Aleksandar Đoković Александар Ђоковић

Personal information
- Date of birth: 16 December 1991 (age 33)
- Place of birth: Kosovska Mitrovica, SFR Yugoslavia
- Height: 1.80 m (5 ft 11 in)
- Position(s): Forward

Team information
- Current team: Sloga Kraljevo

Youth career
- Partizan

Senior career*
- Years: Team / Apps / (Gls)
- 2009: Partizan / 1 / (0)
- 2009–2011: Teleoptik / 35 / (7)
- 2012–2013: Bežanija / 33 / (3)
- 2013: Hapoel Nir Ramat HaSharon / 4 / (0)
- 2014: LA Galaxy II / 14 / (1)
- 2014: Bežanija / 12 / (2)
- 2015: Napredak Kruševac / 5 / (0)
- 2015–2016: Mladost Lučani / 5 / (0)
- 2016–2017: Novi Pazar / 22 / (1)
- 2017–2018: Banants / 25 / (1)
- 2018–2021: Mačva Šabac / 39 / (3)
- 2021–2022: Sloga Požega
- 2022: Bajina Basta
- 2023–: Sloga Kraljevo

International career
- 2007–2008: Serbia U17 / 5 / (0)
- 2009: Serbia U19 / 3 / (0)

= Aleksandar Đoković =

Serbian footballer

Aleksandar Đoković (Александар Ђоковић; also transliterated Aleksandar Djoković; born 16 December 1991) is a Serbian footballer.

==Senior career==
In 2013, Đoković moved to Hapoel Nir Ramat HaSharon of the Israel Premier League; however, after a lack of playing time, Đoković signed with LA Galaxy II of the third division American league, USL Pro. Galaxy II are the reserve team of Major League Soccer outfit, LA Galaxy.
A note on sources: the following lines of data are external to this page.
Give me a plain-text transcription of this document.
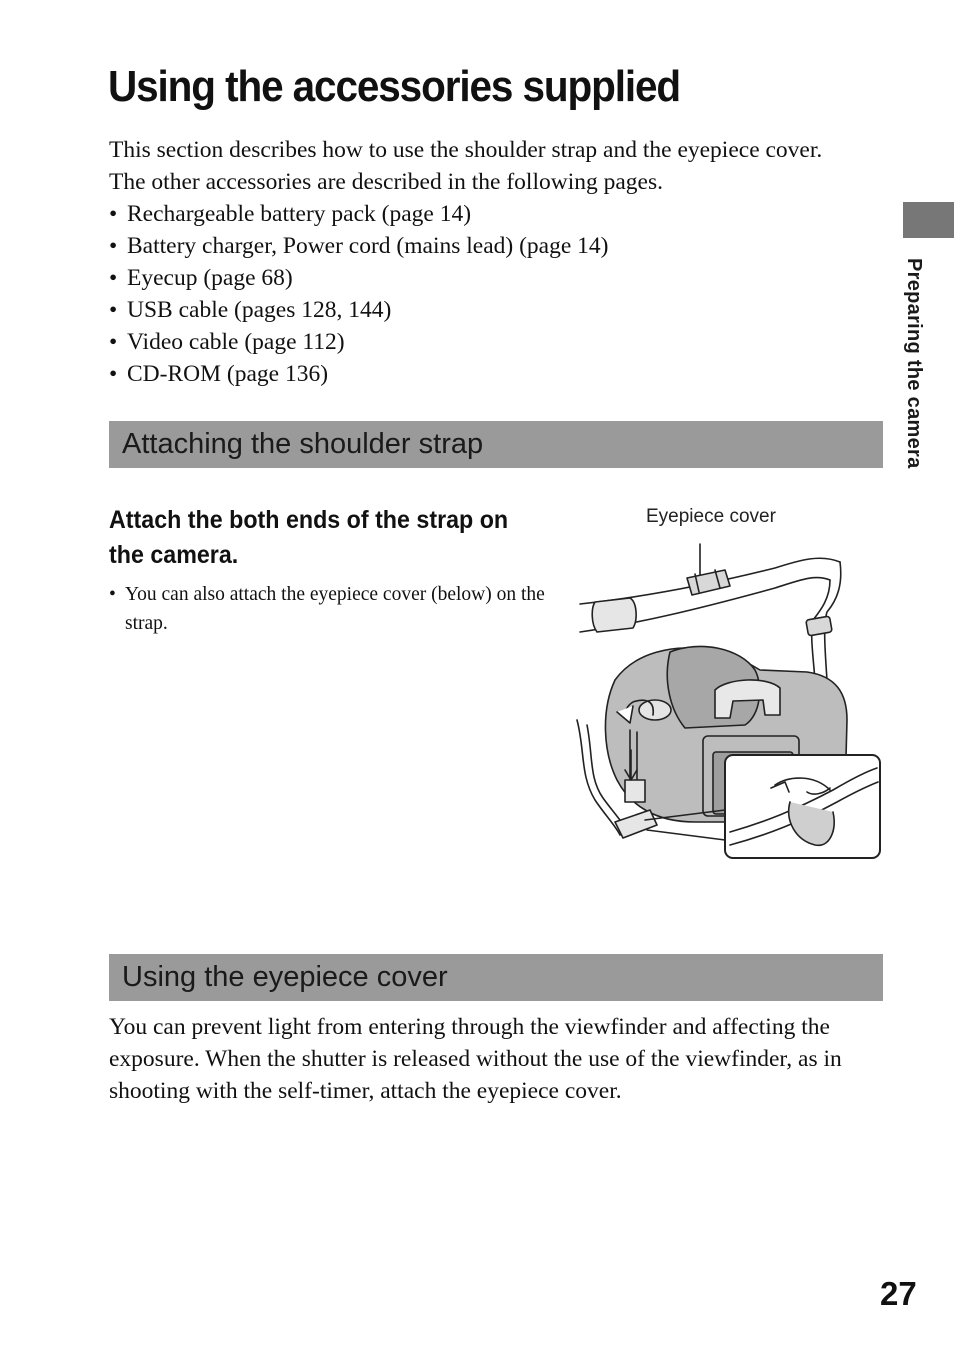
Using the accessories supplied

This section describes how to use the shoulder strap and the eyepiece cover.

The other accessories are described in the following pages.

• Rechargeable battery pack (page 14)
• Battery charger, Power cord (mains lead) (page 14)
• Eyecup (page 68)
• USB cable (pages 128, 144)
• Video cable (page 112)
• CD-ROM (page 136)
Attaching the shoulder strap
Attach the both ends of the strap on the camera.
• You can also attach the eyepiece cover (below) on the strap.
Eyepiece cover
Using the eyepiece cover

You can prevent light from entering through the viewfinder and affecting the exposure. When the shutter is released without the use of the viewfinder, as in shooting with the self-timer, attach the eyepiece cover.

Preparing the camera
27
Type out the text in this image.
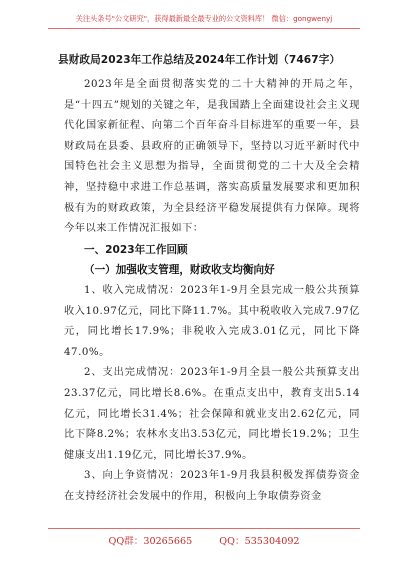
关注头条号"公文研究"，获得最新最全最专业的公文资料库！ 微信：gongwenyj
县财政局2023年工作总结及2024年工作计划（7467字）

2023年是全面贯彻落实党的二十大精神的开局之年，是“十四五”规划的关键之年，是我国踏上全面建设社会主义现代化国家新征程、向第二个百年奋斗目标进军的重要一年，县财政局在县委、县政府的正确领导下，坚持以习近平新时代中国特色社会主义思想为指导，全面贯彻党的二十大及全会精神，坚持稳中求进工作总基调，落实高质量发展要求和更加积极有为的财政政策，为全县经济平稳发展提供有力保障。现将今年以来工作情况汇报如下：

一、2023年工作回顾

（一）加强收支管理，财政收支均衡向好

1、收入完成情况：2023年1-9月全县完成一般公共预算收入10.97亿元，同比下降11.7%。其中税收收入完成7.97亿元，同比增长17.9%；非税收入完成3.01亿元，同比下降47.0%。

2、支出完成情况：2023年1-9月全县一般公共预算支出23.37亿元，同比增长8.6%。在重点支出中，教育支出5.14亿元，同比增长31.4%；社会保障和就业支出2.62亿元，同比下降8.2%；农林水支出3.53亿元，同比增长19.2%；卫生健康支出1.19亿元，同比增长37.9%。

3、向上争资情况：2023年1-9月我县积极发挥债券资金在支持经济社会发展中的作用，积极向上争取债券资金

QQ群：30265665	QQ：535304092
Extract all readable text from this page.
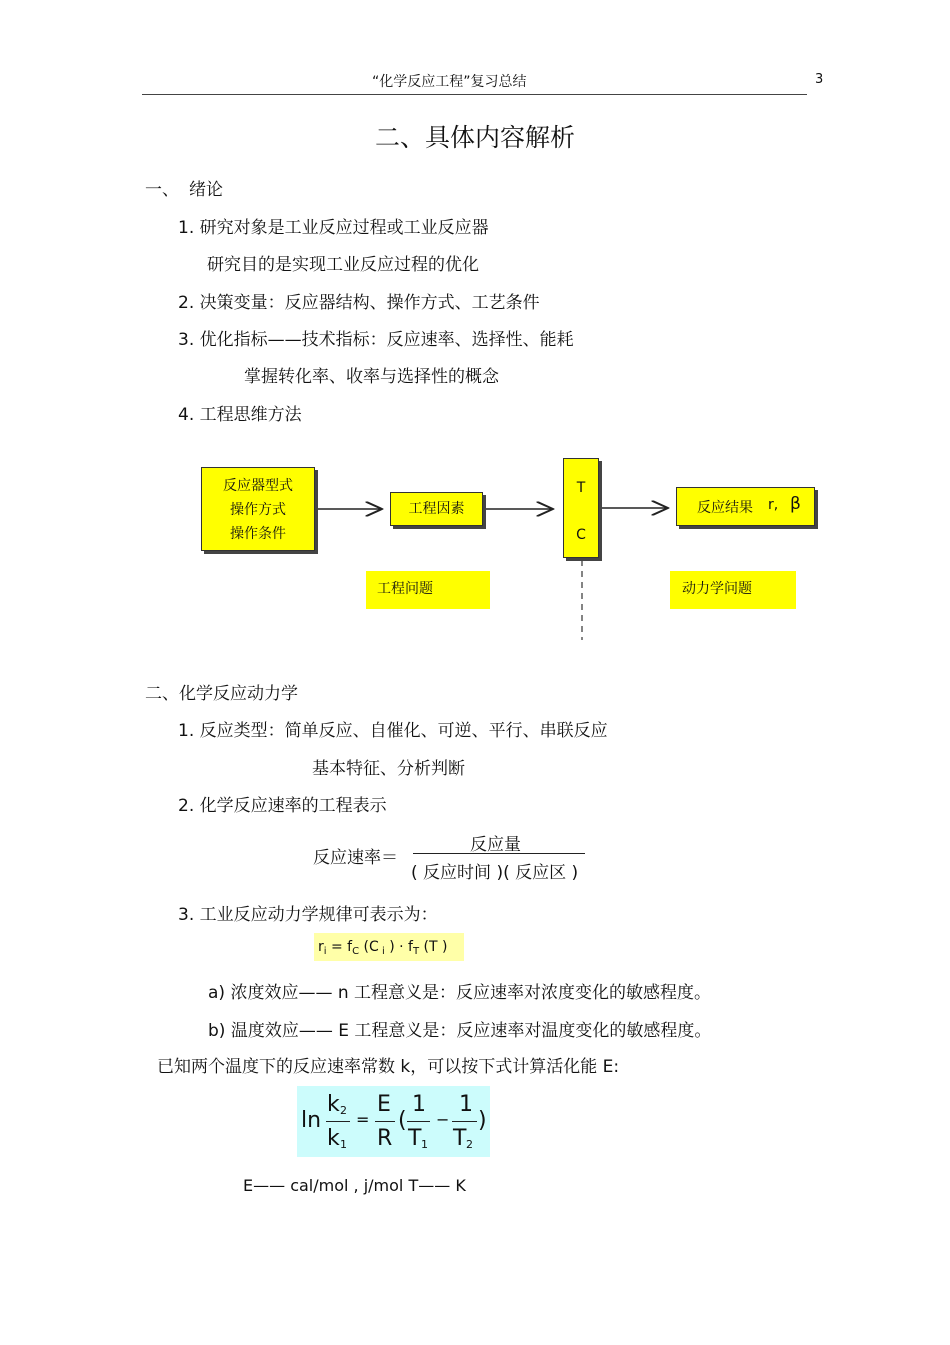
“化学反应工程”复习总结	3
二、具体内容解析
一、 绪论
1. 研究对象是工业反应过程或工业反应器
研究目的是实现工业反应过程的优化
2. 决策变量：反应器结构、操作方式、工艺条件
3. 优化指标——技术指标：反应速率、选择性、能耗
掌握转化率、收率与选择性的概念
4. 工程思维方法
反应器型式
操作方式
操作条件
工程因素
T
C
反应结果 r, β
工程问题	动力学问题
二、化学反应动力学
1. 反应类型：简单反应、自催化、可逆、平行、串联反应
基本特征、分析判断
2. 化学反应速率的工程表示
反应速率＝
反应量
( 反应时间 )( 反应区 )
3. 工业反应动力学规律可表示为：
$r_i = f_C$ (C $_i$ ) · $f_T$ (T )
a) 浓度效应—— n 工程意义是：反应速率对浓度变化的敏感程度。
b) 温度效应—— E 工程意义是：反应速率对温度变化的敏感程度。
已知两个温度下的反应速率常数 k，可以按下式计算活化能 E:
ln
k 2
k 1
=
E
R
(
1
T 1
−
1
T 2
)
E—— cal/mol , j/mol T—— K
Đoković scored his first goal for Galaxy II on April 8, 2014 against Oklahoma City Energy FC en route to a 4–2 victory for Galaxy II. On May 14, 2014, Đoković netted his second goal for Galaxy II in a U.S. Open Cup match against fifth division side Cal FC, en route to a 6–1 victory.

==International career==
Đoković represented Serbia at Under-17 and Under-19 level.